Risk Reduction over Total Confrontation
In this context, policy discussions have increasingly moved away from treating nuclear threats solely as a matter of all-out confrontation. Instead, greater attention is being paid to risk reduction and crisis management. This perspective echoes the concept of common security that informed nuclear arms control efforts between the United States and the Soviet Union during the Cold War.
Facing the catastrophic risk of inadvertent nuclear war, Washington and Moscow pursued arms control alongside crisis-management mechanisms. Even in the absence of deep mutual trust, both sides recognized that avoiding nuclear war constituted a shared interest. This experience demonstrates that, in a nuclear setting, deterrence and dialogue are not mutually exclusive; they can operate in tandem.
Dialogue as a Tool for Crisis Management
From a crisis-management perspective, dialogue should not be understood as a reward for improved relations or the outcome of trust-building. Rather, it serves as a basic technical safeguard against escalation. Dialogue is not something that becomes possible only after trust has been established; it is often most necessary when trust is absent.
Even in conflict, parties typically maintain at least rudimentary channels to signal intent and prevent accidents. In this context, the prolonged absence of inter-Korean communication is notable—and risky. Since the first hotline was established in 1971 and leader-to-leader contacts expanded in 2018, the two Koreas have gradually institutionalized crisis-management channels. These efforts reflected a longstanding recognition that communication is essential to crisis
management even in adversarial relationships. The current absence of such channels suggests that managing nuclear confrontation has become harder, not easier.
The Crisis-Management Role of Non-Political and Humanitarian Cooperation
Non-political and humanitarian cooperation also warrants reassessment through a crisis-management lens. Although such engagement was once expected to build trust, that assumption has often proved unrealistic under sustained hostility.
Yet non-political contact remains meaningful, even under hostility.
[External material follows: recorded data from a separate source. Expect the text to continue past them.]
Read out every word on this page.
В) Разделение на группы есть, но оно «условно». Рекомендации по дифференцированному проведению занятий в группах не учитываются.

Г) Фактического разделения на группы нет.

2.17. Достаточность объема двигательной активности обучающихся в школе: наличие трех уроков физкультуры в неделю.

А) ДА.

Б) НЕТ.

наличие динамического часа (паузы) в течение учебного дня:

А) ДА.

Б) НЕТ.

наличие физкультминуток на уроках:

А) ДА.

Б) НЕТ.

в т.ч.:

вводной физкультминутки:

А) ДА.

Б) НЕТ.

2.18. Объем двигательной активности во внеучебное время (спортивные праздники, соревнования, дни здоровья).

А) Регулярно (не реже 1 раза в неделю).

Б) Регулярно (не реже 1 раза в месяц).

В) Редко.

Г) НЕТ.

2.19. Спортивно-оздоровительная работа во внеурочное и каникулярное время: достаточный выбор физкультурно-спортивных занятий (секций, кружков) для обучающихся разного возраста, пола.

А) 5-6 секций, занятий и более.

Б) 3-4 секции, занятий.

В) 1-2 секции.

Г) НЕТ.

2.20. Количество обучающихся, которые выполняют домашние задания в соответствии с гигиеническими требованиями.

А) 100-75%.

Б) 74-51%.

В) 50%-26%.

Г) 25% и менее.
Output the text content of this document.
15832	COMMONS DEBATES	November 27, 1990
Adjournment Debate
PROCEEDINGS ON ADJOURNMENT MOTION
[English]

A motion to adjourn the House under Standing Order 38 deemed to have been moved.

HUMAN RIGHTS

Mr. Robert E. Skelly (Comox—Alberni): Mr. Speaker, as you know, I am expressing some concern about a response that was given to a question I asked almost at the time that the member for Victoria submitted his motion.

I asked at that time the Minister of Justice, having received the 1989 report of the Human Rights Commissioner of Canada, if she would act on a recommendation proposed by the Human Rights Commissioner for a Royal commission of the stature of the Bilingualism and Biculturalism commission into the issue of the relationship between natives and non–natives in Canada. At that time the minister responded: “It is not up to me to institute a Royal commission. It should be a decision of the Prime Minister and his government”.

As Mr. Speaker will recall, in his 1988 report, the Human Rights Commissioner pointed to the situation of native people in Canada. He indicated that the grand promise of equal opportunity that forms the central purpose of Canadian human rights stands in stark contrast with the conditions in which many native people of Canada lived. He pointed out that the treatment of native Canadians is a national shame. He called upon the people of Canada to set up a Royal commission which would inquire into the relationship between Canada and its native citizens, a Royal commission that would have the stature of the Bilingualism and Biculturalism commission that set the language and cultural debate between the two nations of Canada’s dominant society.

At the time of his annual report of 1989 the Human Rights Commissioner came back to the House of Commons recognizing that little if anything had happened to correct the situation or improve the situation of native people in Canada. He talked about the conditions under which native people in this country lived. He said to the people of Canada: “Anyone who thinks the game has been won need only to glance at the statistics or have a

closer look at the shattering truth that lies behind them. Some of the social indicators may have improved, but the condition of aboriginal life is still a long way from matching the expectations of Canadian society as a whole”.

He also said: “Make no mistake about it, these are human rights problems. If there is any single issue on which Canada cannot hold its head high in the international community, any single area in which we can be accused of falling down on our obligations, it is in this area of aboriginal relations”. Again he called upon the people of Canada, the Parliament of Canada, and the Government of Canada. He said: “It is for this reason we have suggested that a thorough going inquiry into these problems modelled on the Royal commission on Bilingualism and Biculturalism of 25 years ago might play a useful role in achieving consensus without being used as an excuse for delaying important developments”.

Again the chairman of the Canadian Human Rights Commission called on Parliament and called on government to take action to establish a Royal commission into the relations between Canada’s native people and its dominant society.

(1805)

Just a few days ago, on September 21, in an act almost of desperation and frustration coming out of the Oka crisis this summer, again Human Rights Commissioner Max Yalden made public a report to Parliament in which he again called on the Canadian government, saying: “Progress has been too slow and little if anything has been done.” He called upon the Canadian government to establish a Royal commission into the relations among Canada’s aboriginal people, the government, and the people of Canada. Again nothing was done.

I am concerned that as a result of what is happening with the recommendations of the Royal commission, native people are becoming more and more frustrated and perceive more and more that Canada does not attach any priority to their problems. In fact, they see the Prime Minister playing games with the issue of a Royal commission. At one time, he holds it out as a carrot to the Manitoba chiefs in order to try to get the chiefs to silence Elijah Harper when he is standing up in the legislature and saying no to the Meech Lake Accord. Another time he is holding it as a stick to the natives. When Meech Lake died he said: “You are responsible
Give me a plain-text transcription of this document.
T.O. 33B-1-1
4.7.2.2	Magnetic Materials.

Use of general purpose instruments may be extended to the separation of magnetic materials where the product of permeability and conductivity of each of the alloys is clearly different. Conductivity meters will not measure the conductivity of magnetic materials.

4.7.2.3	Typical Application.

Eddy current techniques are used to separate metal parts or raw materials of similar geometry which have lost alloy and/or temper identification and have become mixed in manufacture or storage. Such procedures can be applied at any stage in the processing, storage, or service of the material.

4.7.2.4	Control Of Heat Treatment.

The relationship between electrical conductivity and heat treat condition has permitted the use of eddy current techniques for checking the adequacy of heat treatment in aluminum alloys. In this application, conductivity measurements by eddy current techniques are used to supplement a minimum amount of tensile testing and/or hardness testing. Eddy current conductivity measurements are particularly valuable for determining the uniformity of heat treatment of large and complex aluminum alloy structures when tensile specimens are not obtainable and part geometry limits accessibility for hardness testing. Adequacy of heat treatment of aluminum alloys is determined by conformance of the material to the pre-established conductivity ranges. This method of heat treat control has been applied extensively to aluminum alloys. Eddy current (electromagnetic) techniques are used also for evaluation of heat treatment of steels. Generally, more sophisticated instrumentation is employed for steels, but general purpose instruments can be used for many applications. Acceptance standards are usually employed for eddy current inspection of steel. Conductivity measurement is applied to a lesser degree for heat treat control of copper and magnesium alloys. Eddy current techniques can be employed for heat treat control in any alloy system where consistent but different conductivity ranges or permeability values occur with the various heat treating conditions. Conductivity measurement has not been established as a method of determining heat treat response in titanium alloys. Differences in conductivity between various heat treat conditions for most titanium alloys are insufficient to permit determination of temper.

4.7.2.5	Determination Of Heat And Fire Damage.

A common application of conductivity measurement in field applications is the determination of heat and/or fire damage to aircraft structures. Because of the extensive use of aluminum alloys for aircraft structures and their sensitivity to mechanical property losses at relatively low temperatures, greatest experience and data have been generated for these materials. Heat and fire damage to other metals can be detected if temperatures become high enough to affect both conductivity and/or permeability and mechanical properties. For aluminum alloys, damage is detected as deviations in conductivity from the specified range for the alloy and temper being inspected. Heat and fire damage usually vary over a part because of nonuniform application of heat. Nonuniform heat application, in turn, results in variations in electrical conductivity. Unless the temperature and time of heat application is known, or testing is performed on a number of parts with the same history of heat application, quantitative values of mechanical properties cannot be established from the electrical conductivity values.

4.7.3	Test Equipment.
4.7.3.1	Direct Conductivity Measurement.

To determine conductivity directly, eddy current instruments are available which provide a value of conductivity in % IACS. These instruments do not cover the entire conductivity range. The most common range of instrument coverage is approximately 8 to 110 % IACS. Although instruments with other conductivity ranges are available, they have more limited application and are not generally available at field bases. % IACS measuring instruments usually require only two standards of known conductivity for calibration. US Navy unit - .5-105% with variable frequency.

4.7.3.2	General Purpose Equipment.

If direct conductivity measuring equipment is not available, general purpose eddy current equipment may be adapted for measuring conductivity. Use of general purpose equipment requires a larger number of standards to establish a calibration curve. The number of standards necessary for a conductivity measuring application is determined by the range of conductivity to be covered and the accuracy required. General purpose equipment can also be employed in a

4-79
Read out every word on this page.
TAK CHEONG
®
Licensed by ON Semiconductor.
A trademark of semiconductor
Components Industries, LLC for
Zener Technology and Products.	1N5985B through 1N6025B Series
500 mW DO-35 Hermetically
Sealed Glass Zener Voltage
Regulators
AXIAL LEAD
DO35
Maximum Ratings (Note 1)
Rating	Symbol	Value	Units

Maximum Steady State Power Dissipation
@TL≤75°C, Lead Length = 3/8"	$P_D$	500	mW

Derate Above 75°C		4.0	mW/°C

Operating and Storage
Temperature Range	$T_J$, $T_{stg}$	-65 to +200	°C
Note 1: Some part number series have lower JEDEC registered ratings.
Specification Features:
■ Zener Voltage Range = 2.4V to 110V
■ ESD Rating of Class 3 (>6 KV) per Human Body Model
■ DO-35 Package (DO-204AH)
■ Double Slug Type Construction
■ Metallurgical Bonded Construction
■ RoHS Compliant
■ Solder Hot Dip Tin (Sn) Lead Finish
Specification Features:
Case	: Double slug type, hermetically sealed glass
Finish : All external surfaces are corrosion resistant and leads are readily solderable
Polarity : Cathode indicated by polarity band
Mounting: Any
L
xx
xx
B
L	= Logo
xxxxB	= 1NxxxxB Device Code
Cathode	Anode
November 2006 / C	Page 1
In limited domains such as sports exchanges, symbolic interaction has persisted even amid antagonism, helping to insulate minimal contact from political and military confrontation. In U.S.–China relations, table tennis exchanges preceded diplomatic normalization, while in South Asia and on the Korean Peninsula, sports diplomacy has similarly functioned as a symbolic stabilizer.
Within this broader context, South Korean policy debates have explored cooperation in areas such as healthcare, public health, and tourism infrastructure. Earlier this year, reports indicated that a high-speed rail initiative linking the two Koreas and China was mentioned during a China–South Korea summit. These examples illustrate how non-political cooperation can create limited but meaningful spaces for communication aimed at crisis management, rather than serving as guarantees of broader reconciliation.
Conclusion
The Korean Peninsula underscores why crisis management must take precedence over denuclearization efforts in a nuclear-threat setting. In such environments, recognizing the catastrophic consequences of unmanaged conflict is more important than seeking immediate resolution. Hardline responses and unilateral dominance may appear decisive in the short term, but in a nuclear context they risk amplifying the possibility of mutual destruction.
In light of these risks, Korea has pursued a crisis-management framework aimed at preventing military conflict, sustaining deterrence, and treating denuclearization as a longer-term objective.
This approach reflects a pragmatic attempt to manage risk in a nuclear setting rather than respond through nuclear armament. The vision of a “nuclear-free Korean Peninsula” should therefore be understood not as an abstract ideal, but as a realistic, step-by-step strategy grounded in crisis management.
Professor Lee Min Yong is a Visiting Professor at the School of Global Service, Sookmyung Women’s University, specializing in East Asian security and international political economy.